Several students said it felt odd to attend separate schools on the same campus. But none seemed particularly fazed.
"I told my dad," said Amanda Loucks, 15, who attends Palos/Via. "And he said, 'Is it out of control?' I told him no, it's fine."
For years, the California Continuation Education Association has tried to persuade the Legislature to solve the continuation funding mess.
"The inequities and problems are very serious," Knoeppel said.
A flat allocation based on the current size of a school would make the most sense, she said. She estimated that about $2,500 extra per continuation student would enable districts to pay for the smaller classes, specialized books and software, and extra counseling needed in quality continuation settings.
Currently, the state spends about $33 million for the continuation adjustments.
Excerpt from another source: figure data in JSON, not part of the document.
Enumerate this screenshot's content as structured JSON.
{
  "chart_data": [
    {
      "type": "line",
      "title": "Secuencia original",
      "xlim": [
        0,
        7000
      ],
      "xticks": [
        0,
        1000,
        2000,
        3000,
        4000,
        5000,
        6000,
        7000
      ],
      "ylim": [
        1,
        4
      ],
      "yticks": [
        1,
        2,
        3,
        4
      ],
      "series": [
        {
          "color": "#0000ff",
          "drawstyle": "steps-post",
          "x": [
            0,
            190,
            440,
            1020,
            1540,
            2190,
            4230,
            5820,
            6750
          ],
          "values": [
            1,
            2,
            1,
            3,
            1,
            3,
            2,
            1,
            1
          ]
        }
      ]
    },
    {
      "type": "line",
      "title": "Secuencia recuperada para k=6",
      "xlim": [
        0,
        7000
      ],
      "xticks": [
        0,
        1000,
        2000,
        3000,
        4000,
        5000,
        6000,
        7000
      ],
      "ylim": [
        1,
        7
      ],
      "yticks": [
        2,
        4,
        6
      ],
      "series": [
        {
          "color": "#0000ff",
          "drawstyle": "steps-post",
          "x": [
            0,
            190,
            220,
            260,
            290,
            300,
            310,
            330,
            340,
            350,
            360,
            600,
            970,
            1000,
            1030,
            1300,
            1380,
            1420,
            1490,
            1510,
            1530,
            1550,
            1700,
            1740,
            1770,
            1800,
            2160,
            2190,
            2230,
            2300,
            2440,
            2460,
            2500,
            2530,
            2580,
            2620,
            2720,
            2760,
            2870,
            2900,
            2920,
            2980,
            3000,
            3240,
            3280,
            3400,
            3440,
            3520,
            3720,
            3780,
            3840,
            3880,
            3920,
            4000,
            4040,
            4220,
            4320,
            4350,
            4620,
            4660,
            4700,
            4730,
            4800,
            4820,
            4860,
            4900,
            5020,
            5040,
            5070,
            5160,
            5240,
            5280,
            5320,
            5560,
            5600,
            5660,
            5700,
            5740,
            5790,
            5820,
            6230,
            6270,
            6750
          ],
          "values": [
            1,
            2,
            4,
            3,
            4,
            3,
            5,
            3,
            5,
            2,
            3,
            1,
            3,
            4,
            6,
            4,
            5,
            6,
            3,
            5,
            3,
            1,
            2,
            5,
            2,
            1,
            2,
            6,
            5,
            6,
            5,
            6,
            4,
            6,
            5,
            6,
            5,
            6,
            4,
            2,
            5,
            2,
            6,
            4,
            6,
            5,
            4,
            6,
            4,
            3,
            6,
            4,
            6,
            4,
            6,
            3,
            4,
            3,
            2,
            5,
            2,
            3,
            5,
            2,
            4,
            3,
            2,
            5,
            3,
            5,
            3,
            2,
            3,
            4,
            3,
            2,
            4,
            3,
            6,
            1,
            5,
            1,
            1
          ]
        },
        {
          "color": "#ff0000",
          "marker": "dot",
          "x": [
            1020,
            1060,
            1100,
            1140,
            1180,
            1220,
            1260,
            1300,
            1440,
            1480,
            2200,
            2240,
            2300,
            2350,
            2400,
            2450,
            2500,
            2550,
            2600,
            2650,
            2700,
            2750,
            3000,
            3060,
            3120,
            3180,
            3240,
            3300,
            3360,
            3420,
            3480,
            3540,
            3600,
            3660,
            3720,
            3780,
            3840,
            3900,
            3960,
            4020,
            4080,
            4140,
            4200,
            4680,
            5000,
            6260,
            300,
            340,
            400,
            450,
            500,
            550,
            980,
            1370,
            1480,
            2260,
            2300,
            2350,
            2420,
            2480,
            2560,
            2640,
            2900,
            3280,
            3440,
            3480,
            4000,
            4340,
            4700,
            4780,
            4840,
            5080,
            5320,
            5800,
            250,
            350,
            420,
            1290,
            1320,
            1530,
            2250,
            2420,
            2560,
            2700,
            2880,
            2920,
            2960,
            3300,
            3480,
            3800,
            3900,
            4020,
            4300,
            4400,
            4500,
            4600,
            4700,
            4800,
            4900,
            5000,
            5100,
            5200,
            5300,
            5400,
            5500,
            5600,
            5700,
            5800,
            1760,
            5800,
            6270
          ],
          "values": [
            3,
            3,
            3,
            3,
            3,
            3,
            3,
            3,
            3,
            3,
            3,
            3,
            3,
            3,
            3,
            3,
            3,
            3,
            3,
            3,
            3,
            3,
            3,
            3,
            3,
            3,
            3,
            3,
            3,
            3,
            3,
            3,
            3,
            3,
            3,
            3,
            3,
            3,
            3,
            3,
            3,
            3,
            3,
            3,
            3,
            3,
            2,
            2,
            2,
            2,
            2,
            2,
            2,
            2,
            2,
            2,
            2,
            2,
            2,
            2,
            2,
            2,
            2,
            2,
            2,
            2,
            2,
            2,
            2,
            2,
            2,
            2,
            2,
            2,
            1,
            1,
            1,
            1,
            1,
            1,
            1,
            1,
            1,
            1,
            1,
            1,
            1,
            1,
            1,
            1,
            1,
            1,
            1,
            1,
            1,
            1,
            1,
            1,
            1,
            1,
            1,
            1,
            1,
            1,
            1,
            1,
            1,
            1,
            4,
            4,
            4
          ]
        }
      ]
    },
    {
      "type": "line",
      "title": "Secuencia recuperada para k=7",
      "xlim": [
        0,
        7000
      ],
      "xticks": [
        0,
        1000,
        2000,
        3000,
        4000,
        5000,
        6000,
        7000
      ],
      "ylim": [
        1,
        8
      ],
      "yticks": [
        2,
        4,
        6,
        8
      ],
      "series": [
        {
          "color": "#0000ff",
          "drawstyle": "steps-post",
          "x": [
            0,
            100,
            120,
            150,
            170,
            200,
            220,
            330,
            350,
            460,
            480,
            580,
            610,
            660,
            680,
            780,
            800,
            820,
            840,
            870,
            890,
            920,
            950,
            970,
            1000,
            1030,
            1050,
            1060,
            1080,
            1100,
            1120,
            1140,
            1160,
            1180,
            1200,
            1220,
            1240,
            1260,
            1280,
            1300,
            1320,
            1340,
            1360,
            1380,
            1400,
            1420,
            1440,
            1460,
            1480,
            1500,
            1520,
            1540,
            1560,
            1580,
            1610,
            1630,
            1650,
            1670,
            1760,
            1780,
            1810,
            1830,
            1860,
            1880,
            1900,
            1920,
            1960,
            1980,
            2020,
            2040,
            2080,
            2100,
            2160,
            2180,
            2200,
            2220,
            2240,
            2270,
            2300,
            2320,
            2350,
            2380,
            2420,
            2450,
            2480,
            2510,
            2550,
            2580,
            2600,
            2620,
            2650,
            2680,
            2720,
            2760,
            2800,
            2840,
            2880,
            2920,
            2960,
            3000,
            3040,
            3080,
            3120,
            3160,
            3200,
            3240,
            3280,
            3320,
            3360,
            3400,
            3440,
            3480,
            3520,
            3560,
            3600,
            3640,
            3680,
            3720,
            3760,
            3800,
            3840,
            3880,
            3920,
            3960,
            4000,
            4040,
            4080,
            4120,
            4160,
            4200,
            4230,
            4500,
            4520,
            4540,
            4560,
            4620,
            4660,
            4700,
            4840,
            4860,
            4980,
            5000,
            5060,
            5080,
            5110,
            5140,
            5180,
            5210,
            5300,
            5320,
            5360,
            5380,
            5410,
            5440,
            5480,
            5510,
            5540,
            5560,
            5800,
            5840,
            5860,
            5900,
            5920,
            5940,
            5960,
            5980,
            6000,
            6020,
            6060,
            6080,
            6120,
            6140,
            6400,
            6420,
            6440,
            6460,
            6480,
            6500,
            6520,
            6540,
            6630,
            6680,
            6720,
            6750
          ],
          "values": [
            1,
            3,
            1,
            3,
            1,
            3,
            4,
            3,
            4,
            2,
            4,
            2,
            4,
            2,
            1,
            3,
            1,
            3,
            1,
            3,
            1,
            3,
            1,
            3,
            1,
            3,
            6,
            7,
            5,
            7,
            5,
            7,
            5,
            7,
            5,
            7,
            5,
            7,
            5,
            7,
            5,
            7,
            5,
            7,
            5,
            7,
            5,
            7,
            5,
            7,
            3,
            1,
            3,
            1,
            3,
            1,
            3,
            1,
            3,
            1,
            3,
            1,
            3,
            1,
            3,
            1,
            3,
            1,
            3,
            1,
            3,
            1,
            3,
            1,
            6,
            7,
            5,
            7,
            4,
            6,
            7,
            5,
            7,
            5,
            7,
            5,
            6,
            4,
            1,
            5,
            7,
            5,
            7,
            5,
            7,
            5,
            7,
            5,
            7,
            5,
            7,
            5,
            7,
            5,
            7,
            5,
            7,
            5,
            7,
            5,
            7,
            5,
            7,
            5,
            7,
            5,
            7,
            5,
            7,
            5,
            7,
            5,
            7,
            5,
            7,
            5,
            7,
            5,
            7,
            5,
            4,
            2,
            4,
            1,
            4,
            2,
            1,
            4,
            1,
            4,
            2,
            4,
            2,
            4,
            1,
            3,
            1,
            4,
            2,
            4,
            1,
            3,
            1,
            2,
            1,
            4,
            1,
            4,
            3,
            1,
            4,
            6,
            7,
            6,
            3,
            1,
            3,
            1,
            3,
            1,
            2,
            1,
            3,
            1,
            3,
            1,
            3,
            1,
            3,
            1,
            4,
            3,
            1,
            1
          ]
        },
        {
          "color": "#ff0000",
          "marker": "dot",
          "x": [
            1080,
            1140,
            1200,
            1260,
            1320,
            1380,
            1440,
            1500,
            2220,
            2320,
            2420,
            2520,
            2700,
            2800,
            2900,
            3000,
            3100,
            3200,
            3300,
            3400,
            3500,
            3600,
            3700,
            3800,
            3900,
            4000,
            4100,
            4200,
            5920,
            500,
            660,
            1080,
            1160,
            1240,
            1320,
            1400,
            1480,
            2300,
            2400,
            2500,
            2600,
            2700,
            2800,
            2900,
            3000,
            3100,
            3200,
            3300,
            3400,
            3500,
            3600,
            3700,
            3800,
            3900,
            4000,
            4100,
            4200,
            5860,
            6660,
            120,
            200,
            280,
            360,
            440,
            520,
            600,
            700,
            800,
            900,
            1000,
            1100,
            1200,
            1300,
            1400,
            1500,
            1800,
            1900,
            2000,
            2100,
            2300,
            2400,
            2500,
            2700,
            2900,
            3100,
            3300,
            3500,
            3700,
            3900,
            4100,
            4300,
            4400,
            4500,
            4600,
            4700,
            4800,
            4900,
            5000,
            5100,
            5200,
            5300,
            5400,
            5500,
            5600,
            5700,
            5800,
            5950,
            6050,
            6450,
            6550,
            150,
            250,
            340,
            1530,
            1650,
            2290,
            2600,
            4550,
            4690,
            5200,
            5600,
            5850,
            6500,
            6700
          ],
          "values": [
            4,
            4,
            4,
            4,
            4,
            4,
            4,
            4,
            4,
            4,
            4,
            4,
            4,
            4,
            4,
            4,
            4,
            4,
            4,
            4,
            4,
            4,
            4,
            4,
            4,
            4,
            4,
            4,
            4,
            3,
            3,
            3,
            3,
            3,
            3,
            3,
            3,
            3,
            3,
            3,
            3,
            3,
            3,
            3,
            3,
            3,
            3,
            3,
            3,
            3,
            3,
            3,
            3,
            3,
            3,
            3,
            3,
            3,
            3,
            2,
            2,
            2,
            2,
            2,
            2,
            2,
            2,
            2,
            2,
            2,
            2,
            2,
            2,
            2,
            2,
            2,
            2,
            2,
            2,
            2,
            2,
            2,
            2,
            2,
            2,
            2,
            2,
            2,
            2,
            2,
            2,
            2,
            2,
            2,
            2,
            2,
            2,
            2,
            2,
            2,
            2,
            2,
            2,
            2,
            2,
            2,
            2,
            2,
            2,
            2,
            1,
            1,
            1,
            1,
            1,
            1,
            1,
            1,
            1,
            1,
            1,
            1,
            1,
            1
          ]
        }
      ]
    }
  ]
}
If that amount were divided evenly among the 63,000 continuation students statewide, it would create a $500 per-student allocation. Though far short of what Knoeppel has in mind, it would be a step toward equity.
For the third "pig" -- Unemployment Insurance -- the state spends about $28 million a year. Nearly all districts get something from this layer of funding, which covers unemployment insurance costs for school employees.
It is yet another calculation involving a point in history. And another that can lead to erroneous payouts of tax dollars. To get this add-on, schools take the amount of unemployment insurance they were paying in 1975-76 and subtract it from the current year's cost.
The difference is their add-on. For example, San Juan spent $60,000 in the base year, and $336,000 in 2002-03, for an add-on of about $276,000. Sacramento City's add-on was similar.
On a per-student basis, the unemployment add-ons were neither as big nor as uneven as those for the Meals for Needy Pupils or Continuation Schools funding. In the four-county region, for example, the addons ranged from $12 per pupil in the Ophir Elementary District in Placer County to $2 per pupil in Penryn Elementary District in Placer County.
What was striking, however, was how the Unemployment Insurance costs had risen in some places compared with others. In most cases, the bigger increases came with rising enrollments.
But in one system, the Grant Joint Union High School District, there was a different culprit: a mistake.
Grant reported that its 1975-76 unemployment insurance costs were $15,000, and that they had risen to $137,000 last year -- an 800 percent increase. It brought Grant an extra $122,000, or $11 more per student, the second highest rate among Sacramentoarea districts. Costs rose 225 percent over the same time period in the nearby and similarly sized Rio Linda Union Elementary District.
Grant's budget director, Tracy Shackleton, said the amount was indeed high -- in fact, twice as high as it should have been.
Shackleton discovered the problem last spring, shortly after she arrived in the Grant district from the Folsom Cordova Unified School District.
Before she got there, the staff had not been following the right formulas in calculating the unemployment add-on, she said. The Sacramento County Office of Education, which reviews local district budgets, pointed out the error in an April memo to the district.
Shackleton filed a correction with the state in October, and the overpayment will be deducted from Grant's revenue limit income this year.
Such errors sometimes happen in such a confusing financing system, Shackleton said.
"I've been in school finance 15 years and I still don't understand half of it," she said. "The list of adjustments goes on and on and on. You just go through the forms and hope to God you got them all right."